The Current State of Outsourcing in The UK

28 Mar 2019 12:10 PM

Blog posted by: Meg Hillier MP, Chair, Public Accounts Committee, 28 March 2019.

As Chair of Parliament’s public spending watchdog, the Public Accounts Committee, I see time and time again the same issues with government procurement and contracts.

Government cannot simply absolve itself of responsibility when it contracts out the delivery of services to the private sector. These contracts involve vast sums of tax payers’ money and often deliver front line services to the public.

A recent example is the British Army’s 10-year partnership with Capita to recruit new soldiers, worth £495 million. Capita missed the Army’s annual recruitment targets every year since 2013 by quite some margin, with a shortfall that ranged from 21 per cent to 45 per cent. It turned out that the contract was overly complex and poorly implemented, with both the Army and Capita in the frame. The Army took a hands-off approach in managing its partnership with Capita and specified the contract badly in the first place. For its part, Capita took on the contract acknowledging that it was more interested in “chasing revenue” and underestimated the complexity, and the Army were far too slow to address under-performance.

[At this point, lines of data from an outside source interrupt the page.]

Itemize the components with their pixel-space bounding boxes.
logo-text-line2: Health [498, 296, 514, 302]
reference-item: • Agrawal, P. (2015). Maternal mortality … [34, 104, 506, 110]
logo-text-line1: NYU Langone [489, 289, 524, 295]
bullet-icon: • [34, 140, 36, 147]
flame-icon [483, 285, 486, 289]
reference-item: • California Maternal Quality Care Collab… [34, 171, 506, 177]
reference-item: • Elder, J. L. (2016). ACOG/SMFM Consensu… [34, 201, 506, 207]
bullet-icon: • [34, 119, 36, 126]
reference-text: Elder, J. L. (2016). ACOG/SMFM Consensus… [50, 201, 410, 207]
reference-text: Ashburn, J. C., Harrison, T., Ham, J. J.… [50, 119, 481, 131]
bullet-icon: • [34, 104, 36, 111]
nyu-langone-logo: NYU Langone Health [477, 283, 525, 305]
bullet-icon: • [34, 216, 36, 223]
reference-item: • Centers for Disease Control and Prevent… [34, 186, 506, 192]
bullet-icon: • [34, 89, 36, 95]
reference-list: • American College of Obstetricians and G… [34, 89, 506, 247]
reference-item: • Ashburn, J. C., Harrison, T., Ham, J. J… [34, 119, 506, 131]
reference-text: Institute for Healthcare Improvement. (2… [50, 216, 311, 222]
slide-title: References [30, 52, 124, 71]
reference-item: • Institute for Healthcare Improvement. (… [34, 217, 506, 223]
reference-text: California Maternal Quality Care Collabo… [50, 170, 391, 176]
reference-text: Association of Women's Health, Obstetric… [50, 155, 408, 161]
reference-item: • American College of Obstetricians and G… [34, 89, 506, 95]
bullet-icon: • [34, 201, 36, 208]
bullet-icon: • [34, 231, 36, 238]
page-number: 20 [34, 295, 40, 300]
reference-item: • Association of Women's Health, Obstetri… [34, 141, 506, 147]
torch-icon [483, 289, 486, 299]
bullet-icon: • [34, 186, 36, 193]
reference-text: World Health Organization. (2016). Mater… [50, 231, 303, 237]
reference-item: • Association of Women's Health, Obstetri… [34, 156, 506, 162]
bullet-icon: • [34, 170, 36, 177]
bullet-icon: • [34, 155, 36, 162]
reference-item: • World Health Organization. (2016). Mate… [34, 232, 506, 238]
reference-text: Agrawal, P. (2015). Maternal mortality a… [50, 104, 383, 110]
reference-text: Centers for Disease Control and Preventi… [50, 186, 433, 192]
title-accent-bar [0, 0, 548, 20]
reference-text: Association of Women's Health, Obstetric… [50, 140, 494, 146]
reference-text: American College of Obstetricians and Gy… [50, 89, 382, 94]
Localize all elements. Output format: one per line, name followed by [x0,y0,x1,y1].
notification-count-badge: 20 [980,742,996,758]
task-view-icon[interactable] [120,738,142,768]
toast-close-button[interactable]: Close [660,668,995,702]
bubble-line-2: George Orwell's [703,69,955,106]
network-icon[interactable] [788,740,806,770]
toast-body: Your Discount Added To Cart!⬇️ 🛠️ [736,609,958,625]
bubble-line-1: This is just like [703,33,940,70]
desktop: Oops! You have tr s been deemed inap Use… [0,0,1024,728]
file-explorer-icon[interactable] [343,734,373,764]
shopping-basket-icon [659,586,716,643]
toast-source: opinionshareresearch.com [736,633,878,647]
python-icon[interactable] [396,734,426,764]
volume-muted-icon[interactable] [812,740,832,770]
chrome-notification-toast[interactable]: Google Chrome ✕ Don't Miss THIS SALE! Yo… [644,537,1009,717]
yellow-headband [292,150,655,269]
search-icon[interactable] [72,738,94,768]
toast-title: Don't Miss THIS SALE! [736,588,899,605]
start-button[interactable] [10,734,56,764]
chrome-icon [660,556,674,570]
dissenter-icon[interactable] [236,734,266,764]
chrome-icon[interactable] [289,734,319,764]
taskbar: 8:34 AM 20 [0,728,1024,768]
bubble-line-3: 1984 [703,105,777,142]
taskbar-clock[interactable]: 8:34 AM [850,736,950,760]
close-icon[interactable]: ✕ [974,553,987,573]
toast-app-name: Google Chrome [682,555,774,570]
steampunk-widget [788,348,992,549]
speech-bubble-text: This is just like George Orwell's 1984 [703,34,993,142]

Rail franchising is an area where we have seen repeated failures, with passengers bearing the brunt. The way in which the Department for Transport designed the Thameslink, Southern, Great Northern and Gatwick Express franchise meant Govia Thameslink Railway lacked the incentives to maintain performance levels for passengers. The East Coast franchise has now failed three times. With its most recent failure due to wildly inaccurate passenger growth forecast and was bought back under Government control in May 2018.

These are just a few examples among many. The Public Accounts Committee has a long-standing concern about the ability of the civil service to not only draw up contracts, but also to manage them. In the civil service commercial capability tends to be concentrated within the Cabinet Office. We have seen some improvements in commercial capability in the civil service in recent years but are concerned that the expertise and guidance is not being effectively shared more widely, both across government and the wider public sector. Government departments are still not learning from each other’s mistakes and sharing their own across Government to avoid them happening again.

Another area we are becoming increasingly concerned about is contractor failure. The Government has allowed a culture to develop in which a small number of large companies believe that they are too big to fail. The 2018 collapse of Carillion remains a stark example of this. Those running the company had convinced themselves they were too big to fail and too important to Government to be let go. With Carillion the warning signs were there but not acknowledged until crunch time when the Government chose not to step in and prop up the company.

It is against this backdrop that I welcome Reform’s new guide to procurement in the UK. It is not only timely, but a matter of high importance if tax payers are to see the value they should expect from government expenditure.